Rwanda: Kagame in DR Congo for Inaugural Conference on Positive Masculinity

25 November 2021

President Paul Kagame on Thursday arrived in Kinshasa where he joined fellow Heads of State to attend the inaugural African Men's Conference on Positive Masculinity, hosted by his DR Congo Felix Tshisekedi.

President Tshisekedi is also the current Chairperson of the African Union.

Other Heads of State present at the meeting include South Africa's Cyril Ramaphosa, Senegal Macky Sall, President of the Republic of Ghana, Nana Akufo-Addo among others.

The Conference is also hosted in partnership with the African Women Leaders Network (AWLN) under its patron, Ellen-Johnson Sirleaf who is also a former President of the Republic of Liberia.

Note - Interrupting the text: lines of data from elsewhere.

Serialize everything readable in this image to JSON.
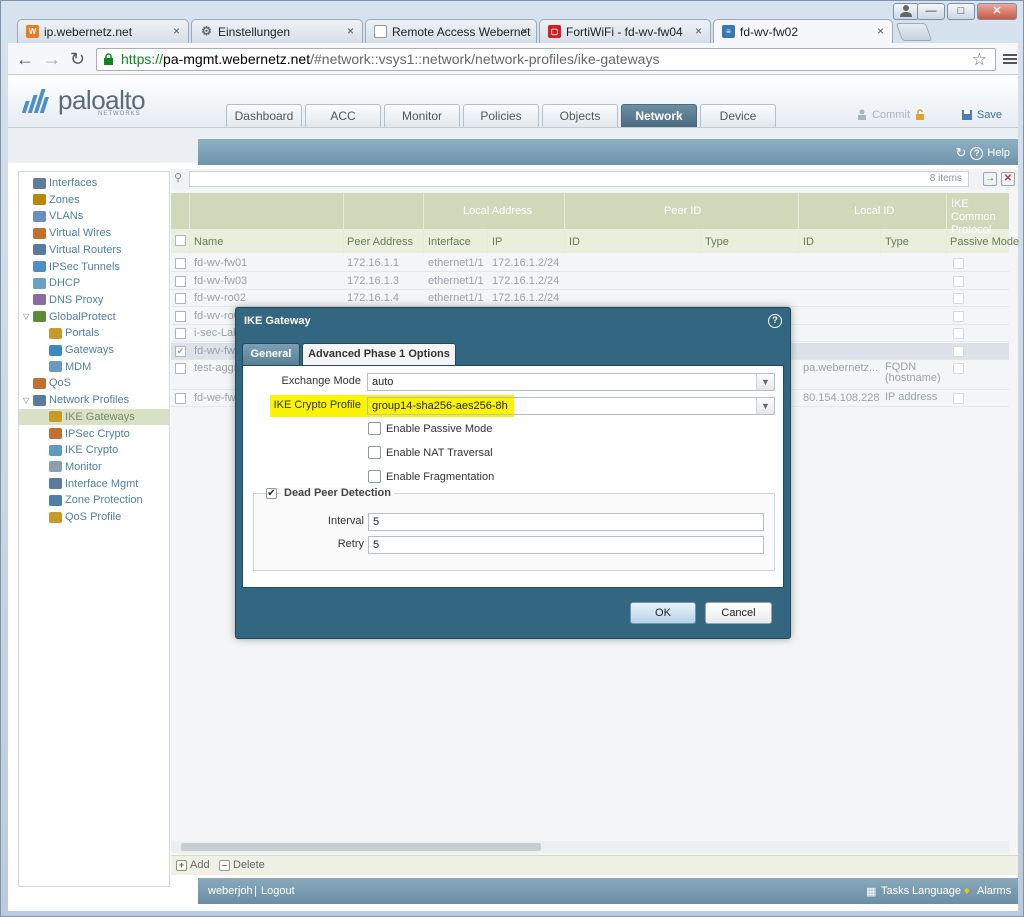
{
  "browser": {
    "tabs": [
      {
        "title": "ip.webernetz.net",
        "icon": "webernetz-favicon",
        "color": "#e87d1e"
      },
      {
        "title": "Einstellungen",
        "icon": "gear-icon",
        "color": "#777777"
      },
      {
        "title": "Remote Access Webernet",
        "icon": "page-icon",
        "color": "#999999"
      },
      {
        "title": "FortiWiFi - fd-wv-fw04",
        "icon": "fortinet-favicon",
        "color": "#d02020"
      },
      {
        "title": "fd-wv-fw02",
        "icon": "paloalto-favicon",
        "color": "#3a78b5"
      }
    ],
    "close_glyph": "×",
    "url": {
      "scheme": "https://",
      "host": "pa-mgmt.webernetz.net",
      "path": "/#network::vsys1::network/network-profiles/ike-gateways"
    }
  },
  "app": {
    "logo_text": "paloalto",
    "logo_sub": "NETWORKS",
    "tabs": [
      "Dashboard",
      "ACC",
      "Monitor",
      "Policies",
      "Objects",
      "Network",
      "Device"
    ],
    "active_tab": "Network",
    "commit_label": "Commit",
    "save_label": "Save",
    "help_label": "Help"
  },
  "sidebar": {
    "items": [
      {
        "label": "Interfaces",
        "indent": 0
      },
      {
        "label": "Zones",
        "indent": 0
      },
      {
        "label": "VLANs",
        "indent": 0
      },
      {
        "label": "Virtual Wires",
        "indent": 0
      },
      {
        "label": "Virtual Routers",
        "indent": 0
      },
      {
        "label": "IPSec Tunnels",
        "indent": 0
      },
      {
        "label": "DHCP",
        "indent": 0
      },
      {
        "label": "DNS Proxy",
        "indent": 0
      },
      {
        "label": "GlobalProtect",
        "indent": 0
      },
      {
        "label": "Portals",
        "indent": 1
      },
      {
        "label": "Gateways",
        "indent": 1
      },
      {
        "label": "MDM",
        "indent": 1
      },
      {
        "label": "QoS",
        "indent": 0
      },
      {
        "label": "Network Profiles",
        "indent": 0
      },
      {
        "label": "IKE Gateways",
        "indent": 1
      },
      {
        "label": "IPSec Crypto",
        "indent": 1
      },
      {
        "label": "IKE Crypto",
        "indent": 1
      },
      {
        "label": "Monitor",
        "indent": 1
      },
      {
        "label": "Interface Mgmt",
        "indent": 1
      },
      {
        "label": "Zone Protection",
        "indent": 1
      },
      {
        "label": "QoS Profile",
        "indent": 1
      }
    ],
    "active": "IKE Gateways"
  },
  "grid": {
    "item_count": "8 items",
    "group_headers": {
      "local_address": "Local Address",
      "peer_id": "Peer ID",
      "local_id": "Local ID",
      "ike_common": "IKE Common Protocol"
    },
    "columns": {
      "name": "Name",
      "peer_address": "Peer Address",
      "interface": "Interface",
      "ip": "IP",
      "peer_id": "ID",
      "peer_type": "Type",
      "local_id": "ID",
      "local_type": "Type",
      "passive": "Passive Mode"
    },
    "rows": [
      {
        "name": "fd-wv-fw01",
        "peer": "172.16.1.1",
        "iface": "ethernet1/1",
        "ip": "172.16.1.2/24",
        "lid": "",
        "ltype": ""
      },
      {
        "name": "fd-wv-fw03",
        "peer": "172.16.1.3",
        "iface": "ethernet1/1",
        "ip": "172.16.1.2/24",
        "lid": "",
        "ltype": ""
      },
      {
        "name": "fd-wv-ro02",
        "peer": "172.16.1.4",
        "iface": "ethernet1/1",
        "ip": "172.16.1.2/24",
        "lid": "",
        "ltype": ""
      },
      {
        "name": "fd-wv-ro0",
        "peer": "",
        "iface": "",
        "ip": "",
        "lid": "",
        "ltype": ""
      },
      {
        "name": "i-sec-Lab",
        "peer": "",
        "iface": "",
        "ip": "",
        "lid": "",
        "ltype": ""
      },
      {
        "name": "fd-wv-fw",
        "peer": "",
        "iface": "",
        "ip": "",
        "lid": "",
        "ltype": ""
      },
      {
        "name": "test-aggr",
        "peer": "",
        "iface": "",
        "ip": "",
        "lid": "pa.webernetz...",
        "ltype": "FQDN (hostname)"
      },
      {
        "name": "fd-we-fw",
        "peer": "",
        "iface": "",
        "ip": "",
        "lid": "80.154.108.228",
        "ltype": "IP address"
      }
    ],
    "add_label": "Add",
    "delete_label": "Delete"
  },
  "footer": {
    "user": "weberjoh",
    "logout": "Logout",
    "tasks": "Tasks",
    "language": "Language",
    "alarms": "Alarms"
  },
  "dialog": {
    "title": "IKE Gateway",
    "tabs": {
      "general": "General",
      "advanced": "Advanced Phase 1 Options"
    },
    "exchange_mode_label": "Exchange Mode",
    "exchange_mode": "auto",
    "crypto_profile_label": "IKE Crypto Profile",
    "crypto_profile": "group14-sha256-aes256-8h",
    "passive_mode_label": "Enable Passive Mode",
    "nat_traversal_label": "Enable NAT Traversal",
    "fragmentation_label": "Enable Fragmentation",
    "dpd_label": "Dead Peer Detection",
    "interval_label": "Interval",
    "interval": "5",
    "retry_label": "Retry",
    "retry": "5",
    "ok_label": "OK",
    "cancel_label": "Cancel",
    "checked_glyph": "✔",
    "highlight_color": "#fbf400"
  }
}
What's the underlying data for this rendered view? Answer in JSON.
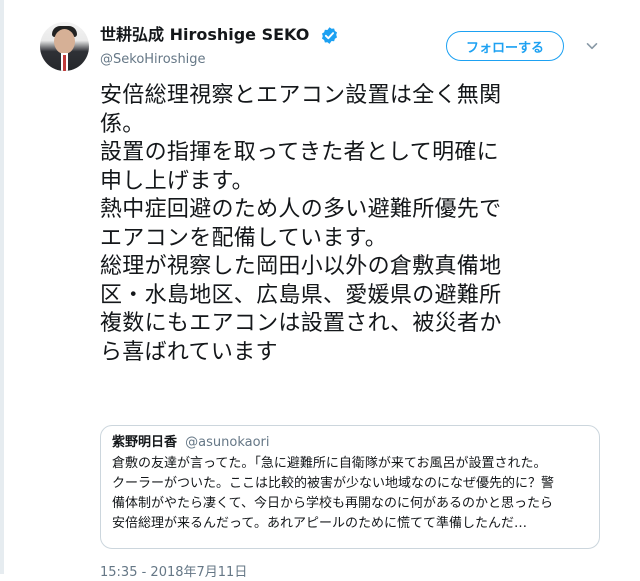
{
  "author": {
    "display_name": "世耕弘成 Hiroshige SEKO",
    "username": "@SekoHiroshige"
  },
  "follow_button_label": "フォローする",
  "tweet_lines": [
    "安倍総理視察とエアコン設置は全く無関",
    "係。",
    "設置の指揮を取ってきた者として明確に",
    "申し上げます。",
    "熱中症回避のため人の多い避難所優先で",
    "エアコンを配備しています。",
    "総理が視察した岡田小以外の倉敷真備地",
    "区・水島地区、広島県、愛媛県の避難所",
    "複数にもエアコンは設置され、被災者か",
    "ら喜ばれています"
  ],
  "quoted_tweet": {
    "display_name": "紫野明日香",
    "username": "@asunokaori",
    "lines": [
      "倉敷の友達が言ってた。「急に避難所に自衛隊が来てお風呂が設置された。",
      "クーラーがついた。ここは比較的被害が少ない地域なのになぜ優先的に？警",
      "備体制がやたら凄くて、今日から学校も再開なのに何があるのかと思ったら",
      "安倍総理が来るんだって。あれアピールのために慌てて準備したんだ…"
    ]
  },
  "timestamp": "15:35 - 2018年7月11日",
  "colors": {
    "accent": "#1da1f2",
    "secondary_text": "#657786",
    "border": "#ccd6dd"
  },
  "icons": {
    "verified": "verified-badge-icon",
    "menu": "chevron-down-icon"
  }
}
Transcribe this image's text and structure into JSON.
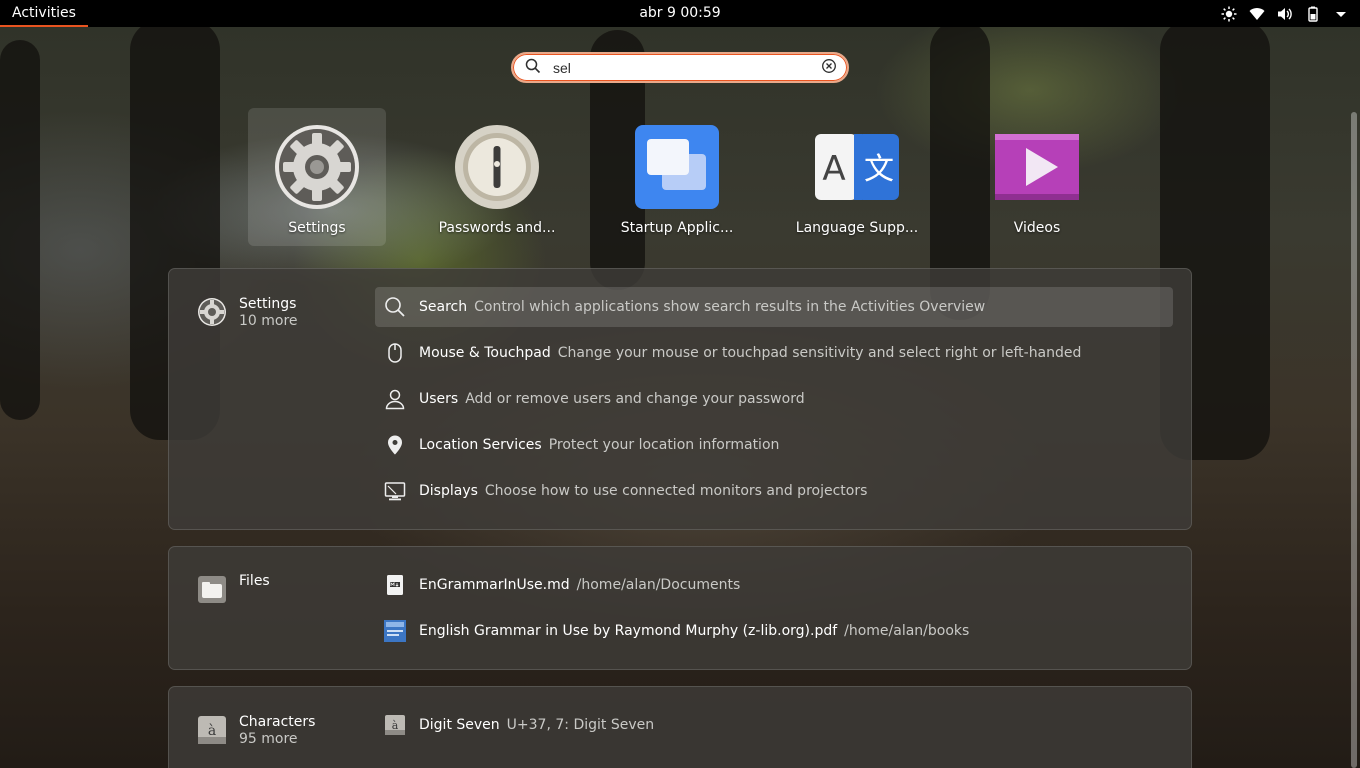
{
  "topbar": {
    "activities": "Activities",
    "clock": "abr 9  00:59",
    "tray_icons": [
      "brightness-icon",
      "wifi-icon",
      "volume-icon",
      "battery-icon",
      "menu-arrow-icon"
    ]
  },
  "search": {
    "value": "sel",
    "icon": "search-icon",
    "clear_icon": "clear-icon"
  },
  "apps": [
    {
      "label": "Settings",
      "icon": "settings-gear-icon",
      "selected": true
    },
    {
      "label": "Passwords and...",
      "icon": "passwords-keyring-icon"
    },
    {
      "label": "Startup Applic...",
      "icon": "startup-applications-icon"
    },
    {
      "label": "Language Supp...",
      "icon": "language-support-icon"
    },
    {
      "label": "Videos",
      "icon": "videos-icon"
    }
  ],
  "settings_results": {
    "provider": "Settings",
    "more": "10 more",
    "items": [
      {
        "title": "Search",
        "description": "Control which applications show search results in the Activities Overview",
        "icon": "search-icon"
      },
      {
        "title": "Mouse & Touchpad",
        "description": "Change your mouse or touchpad sensitivity and select right or left-handed",
        "icon": "mouse-icon"
      },
      {
        "title": "Users",
        "description": "Add or remove users and change your password",
        "icon": "user-icon"
      },
      {
        "title": "Location Services",
        "description": "Protect your location information",
        "icon": "location-pin-icon"
      },
      {
        "title": "Displays",
        "description": "Choose how to use connected monitors and projectors",
        "icon": "display-icon"
      }
    ]
  },
  "files_results": {
    "provider": "Files",
    "items": [
      {
        "title": "EnGrammarInUse.md",
        "description": "/home/alan/Documents",
        "icon": "markdown-file-icon"
      },
      {
        "title": "English Grammar in Use by Raymond Murphy (z-lib.org).pdf",
        "description": "/home/alan/books",
        "icon": "pdf-thumbnail-icon"
      }
    ]
  },
  "characters_results": {
    "provider": "Characters",
    "more": "95 more",
    "items": [
      {
        "title": "Digit Seven",
        "description": "U+37, 7: Digit Seven",
        "icon": "character-icon"
      }
    ]
  },
  "colors": {
    "accent": "#e95420",
    "topbar": "#000000",
    "panel": "#3e3c38"
  }
}
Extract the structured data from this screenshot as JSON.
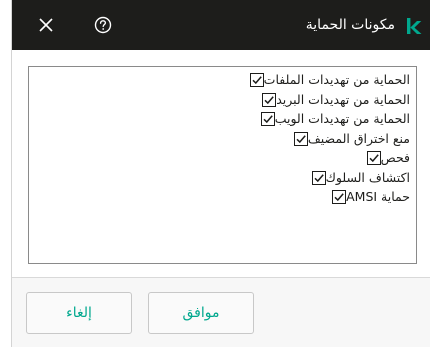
{
  "header": {
    "title": "مكونات الحماية",
    "brand_color": "#00a88e",
    "bar_color": "#1d1d1b",
    "close_icon": "close-icon",
    "help_icon": "help-icon"
  },
  "components": [
    {
      "label": "الحماية من تهديدات الملفات",
      "checked": true
    },
    {
      "label": "الحماية من تهديدات البريد",
      "checked": true
    },
    {
      "label": "الحماية من تهديدات الويب",
      "checked": true
    },
    {
      "label": "منع اختراق المضيف",
      "checked": true
    },
    {
      "label": "فحص",
      "checked": true
    },
    {
      "label": "اكتشاف السلوك",
      "checked": true
    },
    {
      "label": "حماية AMSI",
      "checked": true
    }
  ],
  "footer": {
    "ok_label": "موافق",
    "cancel_label": "إلغاء"
  }
}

Held under the theme "African Men Leaders Engage in Positive Masculinity Approaches to End the Scourge of Violence Against Women and Girls in Africa", the conference among others, will seek to mobilize commitment and galvanize action by men in leadership to accelerate the prevention and elimination of violence against women and girls in Africa at all spheres and at all levels.

During the conference, male leaders in their various leadership capacities will be mobilized to play a key role in supporting and driving efforts towards the eradication of VAWG on the continent.

Also on the agenda is the push to secure commitment to creating enabling environments to ensure an increase in the numbers of women in leadership at all levels to take this agenda forward while also creating political ownership of the AU Campaign on ending VAWG at the national level.

Leaders representing governments, businesses, youth, traditional and religious sectors, among others, are expected to adopt a declaration with concrete actions and strategies to enhance men's leadership and role towards ending VAWG.

According to AU, Africa's most prevalent forms of VAWG include, among others, Intimate Partner Violence (IPV), Female Genital Mutilation (FGM), Early Child and Forced Marriage, as well as Sexual Violence in Conflict (SVC).

The persistence of VAWG in Africa, a statement issued by the AU notes, is mainly associated with gender power relations reflected in well and commonly ascribed and accepted social norms, entrenched in patriarchal systems characterized by male dominance, unequal distribution of resources and power combined with social institutions that sustain gender inequality.